Adesso, per salvare noi stessi e l’umanità, dobbiamo fare al demonio il più grande dispetto: invece di spezzettare i rapporti domestici, scappando di casa per inseguire umilianti e rovinose illusioni, riappropriamoci del nostro nido, difendiamo la nostra anima, scacciamo le ingiustizie e le fratture che hanno reso le nostre vite un inferno. Karol Wojtyla, rimasto senza famiglia in giovane età, esortava a basare l’esistenza su mattoni granitici: solidarietà, rispetto per se stessi, preghiera e resistenza alle tentazioni. Insomma non ci sono più scuse, è il tempo della sanificazione interiore, della conversione e dei bilanci esistenziali.

Non poteva esserci Quaresima, (parola che ha la stessa radice di quarantena) più confacente alla lettera delle Scritture.
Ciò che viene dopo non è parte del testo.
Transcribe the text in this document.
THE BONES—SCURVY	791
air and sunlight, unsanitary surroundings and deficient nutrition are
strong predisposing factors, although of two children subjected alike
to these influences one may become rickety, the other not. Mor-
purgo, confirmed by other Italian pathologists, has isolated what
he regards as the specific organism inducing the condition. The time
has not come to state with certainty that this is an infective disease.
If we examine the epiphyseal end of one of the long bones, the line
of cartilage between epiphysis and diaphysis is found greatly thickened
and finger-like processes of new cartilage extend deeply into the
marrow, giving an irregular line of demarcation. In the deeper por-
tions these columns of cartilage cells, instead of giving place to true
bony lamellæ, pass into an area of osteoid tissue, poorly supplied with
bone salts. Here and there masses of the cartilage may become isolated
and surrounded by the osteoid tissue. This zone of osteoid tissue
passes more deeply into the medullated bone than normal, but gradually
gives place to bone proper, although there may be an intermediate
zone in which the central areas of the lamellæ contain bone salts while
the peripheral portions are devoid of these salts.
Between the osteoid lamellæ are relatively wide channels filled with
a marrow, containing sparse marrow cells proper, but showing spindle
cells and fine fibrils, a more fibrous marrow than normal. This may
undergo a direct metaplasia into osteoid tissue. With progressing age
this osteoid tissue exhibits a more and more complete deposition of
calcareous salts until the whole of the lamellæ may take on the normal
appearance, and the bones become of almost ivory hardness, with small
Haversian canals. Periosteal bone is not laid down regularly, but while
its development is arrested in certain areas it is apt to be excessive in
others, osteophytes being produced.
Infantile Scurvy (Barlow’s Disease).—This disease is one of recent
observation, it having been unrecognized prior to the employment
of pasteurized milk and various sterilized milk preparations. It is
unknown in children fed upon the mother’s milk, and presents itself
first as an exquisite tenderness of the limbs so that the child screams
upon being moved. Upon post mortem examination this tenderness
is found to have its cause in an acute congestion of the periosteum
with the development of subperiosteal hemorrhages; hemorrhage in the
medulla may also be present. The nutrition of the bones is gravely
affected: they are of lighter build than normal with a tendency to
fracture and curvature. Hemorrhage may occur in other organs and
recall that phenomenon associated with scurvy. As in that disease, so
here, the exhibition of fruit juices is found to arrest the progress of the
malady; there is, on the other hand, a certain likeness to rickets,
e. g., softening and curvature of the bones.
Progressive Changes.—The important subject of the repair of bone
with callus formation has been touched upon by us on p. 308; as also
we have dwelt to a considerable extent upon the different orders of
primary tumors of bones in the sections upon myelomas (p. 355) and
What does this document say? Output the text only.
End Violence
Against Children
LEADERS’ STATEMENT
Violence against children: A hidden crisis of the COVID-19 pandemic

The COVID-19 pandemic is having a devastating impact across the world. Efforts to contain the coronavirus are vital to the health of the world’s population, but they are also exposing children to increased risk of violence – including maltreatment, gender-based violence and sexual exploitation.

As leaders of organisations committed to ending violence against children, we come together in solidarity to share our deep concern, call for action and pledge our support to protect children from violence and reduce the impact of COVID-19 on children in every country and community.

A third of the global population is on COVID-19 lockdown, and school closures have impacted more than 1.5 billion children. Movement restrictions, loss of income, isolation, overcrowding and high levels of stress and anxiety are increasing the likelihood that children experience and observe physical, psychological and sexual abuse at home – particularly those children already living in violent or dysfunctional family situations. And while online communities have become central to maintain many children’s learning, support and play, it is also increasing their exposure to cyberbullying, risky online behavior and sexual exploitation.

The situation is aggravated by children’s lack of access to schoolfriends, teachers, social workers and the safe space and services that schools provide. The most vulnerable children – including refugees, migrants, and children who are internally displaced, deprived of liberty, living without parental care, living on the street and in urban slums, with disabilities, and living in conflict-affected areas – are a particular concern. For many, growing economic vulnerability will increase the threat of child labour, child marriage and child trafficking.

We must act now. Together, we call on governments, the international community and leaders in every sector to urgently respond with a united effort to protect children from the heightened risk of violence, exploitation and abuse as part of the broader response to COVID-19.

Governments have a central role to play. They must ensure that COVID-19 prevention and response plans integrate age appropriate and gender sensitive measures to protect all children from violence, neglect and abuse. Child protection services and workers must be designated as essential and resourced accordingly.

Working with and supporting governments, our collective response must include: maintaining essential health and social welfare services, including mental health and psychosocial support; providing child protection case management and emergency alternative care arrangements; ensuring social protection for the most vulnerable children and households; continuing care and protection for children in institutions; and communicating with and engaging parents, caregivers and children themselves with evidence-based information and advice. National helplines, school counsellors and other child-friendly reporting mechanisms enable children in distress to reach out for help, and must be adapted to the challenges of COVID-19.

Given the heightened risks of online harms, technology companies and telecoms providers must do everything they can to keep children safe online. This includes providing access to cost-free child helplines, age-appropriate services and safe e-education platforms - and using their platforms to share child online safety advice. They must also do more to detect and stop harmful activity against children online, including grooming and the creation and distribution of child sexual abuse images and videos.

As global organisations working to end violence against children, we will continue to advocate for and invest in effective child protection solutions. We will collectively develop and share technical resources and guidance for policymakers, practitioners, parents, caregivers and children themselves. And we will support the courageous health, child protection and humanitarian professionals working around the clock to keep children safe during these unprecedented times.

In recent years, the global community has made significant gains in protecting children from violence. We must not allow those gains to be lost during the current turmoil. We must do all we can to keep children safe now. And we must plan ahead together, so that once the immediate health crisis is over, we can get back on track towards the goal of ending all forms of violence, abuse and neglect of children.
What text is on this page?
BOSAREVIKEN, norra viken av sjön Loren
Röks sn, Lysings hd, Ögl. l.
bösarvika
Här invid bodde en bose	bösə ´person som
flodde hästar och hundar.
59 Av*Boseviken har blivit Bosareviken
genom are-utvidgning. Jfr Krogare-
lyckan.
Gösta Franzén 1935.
Gesù sconfigge il male dicendo una serie di no alle lusinghe del “falso giustificatore” che offre continuamente scuse alle nostre azioni più riprovevoli. Dalle periferie geografiche ed esistenziali nelle quali opero, lancio un accorato appello alle nuove generazioni: ora che gli spazi esterni vi sono preclusi dall’epidemia, riscoprite la profondità del vostro cuore, lì troverete praterie sconfinate nelle quali la coscienza della caducità umana vi aiuterà a maturare, lontani dagli schiamazzi allucinati della movida. Al riparo da artificiali e disastrose menzogne, vedrete la bellezza del cielo stellato dentro di voi e tra i vostri cari, e della legge morale che il Creatore ha posto a salvaguardia della vostra anima. Un cuore purificato e consapevole esce indenne dalle trincee di ogni guerra e sopravvive anche all’ombra malefica della pandemia. I ragazzi del ‘99 furono l’ultima classe mandata a combattere nella prima guerra mondiale, un secolo dopo i loro coetanei hanno la storica possibilità di dimostrarsi responsabili e di crescere velocemente nel rispetto di misure di civiltà che equivalgono a un reale e impegnativo esame di maturità. Una lezione per loro, ma anche per noi adulti, spesso più immaturi e irresponsabili dei ragazzi.